Selon lui, « les grands électeurs ont signifié aujourd’hui qu’ils veulent que le Sénat soit à la fois ouvert et un contre-pouvoir exigeant, participant à un rééquilibrage des pouvoirs au profit des collectivités ».

Le chef de file des sénateurs LR Bruno Retailleau a été lui-même réélu avec 70,8% des voix en Vendée. « Les élections sénatoriales ont renforcé le groupe Les Républicains », ce qui est « le résultat d’une opposition ni caricaturale ni complaisante », a-t-il estimé.

Le président du groupe centriste Hervé Marseille vante aussi « un bon cru », avant les prochaines échéances des régionales et départementales de mars 2021.

Le patron du groupe LR voit dans ces élections sénatoriales une « nouvelle défaite » pour LREM, avec des scores « du parti du Président de la République pas à la hauteur de ses espérances ».

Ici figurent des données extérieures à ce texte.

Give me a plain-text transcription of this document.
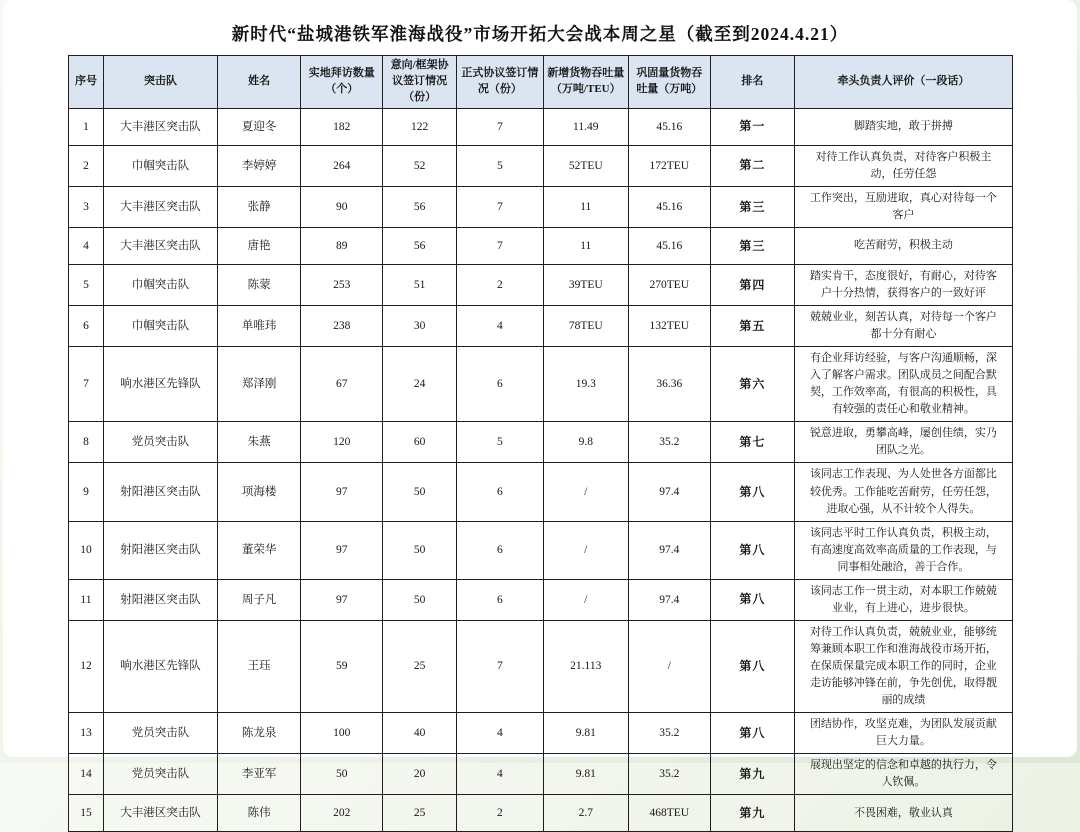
新时代“盐城港铁军淮海战役”市场开拓大会战本周之星（截至到2024.4.21）
序号	突击队	姓名	实地拜访数量（个）	意向/框架协议签订情况（份）	正式协议签订情况（份）	新增货物吞吐量（万吨/TEU）	巩固量货物吞吐量（万吨）	排名	牵头负责人评价（一段话）
1	大丰港区突击队	夏迎冬	182	122	7	11.49	45.16	第一	脚踏实地，敢于拼搏
2	巾帼突击队	李婷婷	264	52	5	52TEU	172TEU	第二	对待工作认真负责，对待客户积极主动，任劳任怨
3	大丰港区突击队	张静	90	56	7	11	45.16	第三	工作突出，互励进取，真心对待每一个客户
4	大丰港区突击队	唐艳	89	56	7	11	45.16	第三	吃苦耐劳，积极主动
5	巾帼突击队	陈蒙	253	51	2	39TEU	270TEU	第四	踏实肯干，态度很好，有耐心，对待客户十分热情，获得客户的一致好评
6	巾帼突击队	单唯玮	238	30	4	78TEU	132TEU	第五	兢兢业业，刻苦认真，对待每一个客户都十分有耐心
7	响水港区先锋队	郑泽刚	67	24	6	19.3	36.36	第六	有企业拜访经验，与客户沟通顺畅，深入了解客户需求。团队成员之间配合默契，工作效率高，有很高的积极性，具有较强的责任心和敬业精神。
8	党员突击队	朱燕	120	60	5	9.8	35.2	第七	锐意进取，勇攀高峰，屡创佳绩，实乃团队之光。
9	射阳港区突击队	项海楼	97	50	6	/	97.4	第八	该同志工作表现、为人处世各方面都比较优秀。工作能吃苦耐劳，任劳任怨，进取心强，从不计较个人得失。
10	射阳港区突击队	董荣华	97	50	6	/	97.4	第八	该同志平时工作认真负责，积极主动，有高速度高效率高质量的工作表现，与同事相处融洽，善于合作。
11	射阳港区突击队	周子凡	97	50	6	/	97.4	第八	该同志工作一贯主动，对本职工作兢兢业业，有上进心，进步很快。
12	响水港区先锋队	王珏	59	25	7	21.113	/	第八	对待工作认真负责，兢兢业业，能够统筹兼顾本职工作和淮海战役市场开拓，在保质保量完成本职工作的同时，企业走访能够冲锋在前，争先创优，取得靓丽的成绩
13	党员突击队	陈龙泉	100	40	4	9.81	35.2	第八	团结协作，攻坚克难，为团队发展贡献巨大力量。
14	党员突击队	李亚军	50	20	4	9.81	35.2	第九	展现出坚定的信念和卓越的执行力，令人钦佩。
15	大丰港区突击队	陈伟	202	25	2	2.7	468TEU	第九	不畏困难，敬业认真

Les deux membres du gouvernement en lice, Sébastien Lecornu dans l’Eure et Jean-Baptiste Lemoyne dans l’Yonne, ont cependant été élus. Ils ne siègeront pas au Sénat dans l’immédiat.

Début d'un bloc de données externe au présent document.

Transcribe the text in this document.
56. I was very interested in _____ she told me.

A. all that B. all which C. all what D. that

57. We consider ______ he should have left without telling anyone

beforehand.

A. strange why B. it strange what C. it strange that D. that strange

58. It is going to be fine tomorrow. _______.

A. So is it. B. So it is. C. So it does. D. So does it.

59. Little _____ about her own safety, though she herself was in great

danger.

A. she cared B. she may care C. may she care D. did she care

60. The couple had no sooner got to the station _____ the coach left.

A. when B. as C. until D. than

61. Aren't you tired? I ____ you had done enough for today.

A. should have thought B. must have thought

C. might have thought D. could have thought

Menacé en Côte d’Or par la socialiste Colette Popard, le président du groupe La République en Marche François Patriat l’a aussi finalement emporté. « C’est pas la bérézina qu’on avait annoncée » compte tenu des mauvais résultats du parti présidentiel aux municipales, a-t-il déclaré à l’AFP, en prévoyant autant d’élus LREM (au nombre de 23 jusqu’alors) voire plus.

le RN sauve son siège

Cette année étaient concernés par le renouvellement 172 sièges sur 348, soit les élus de 58 départements de métropole compris entre l’Ain et l’Indre et entre le Bas-Rhin et le Territoire de Belfort, hors Ile-de-France. Les Outre-mer ont aussi renouvelé les sénateurs de la Guyane et de 4 collectivités (Wallis et Futuna, Saint-Barthélemy, Saint-Martin, Polynésie française).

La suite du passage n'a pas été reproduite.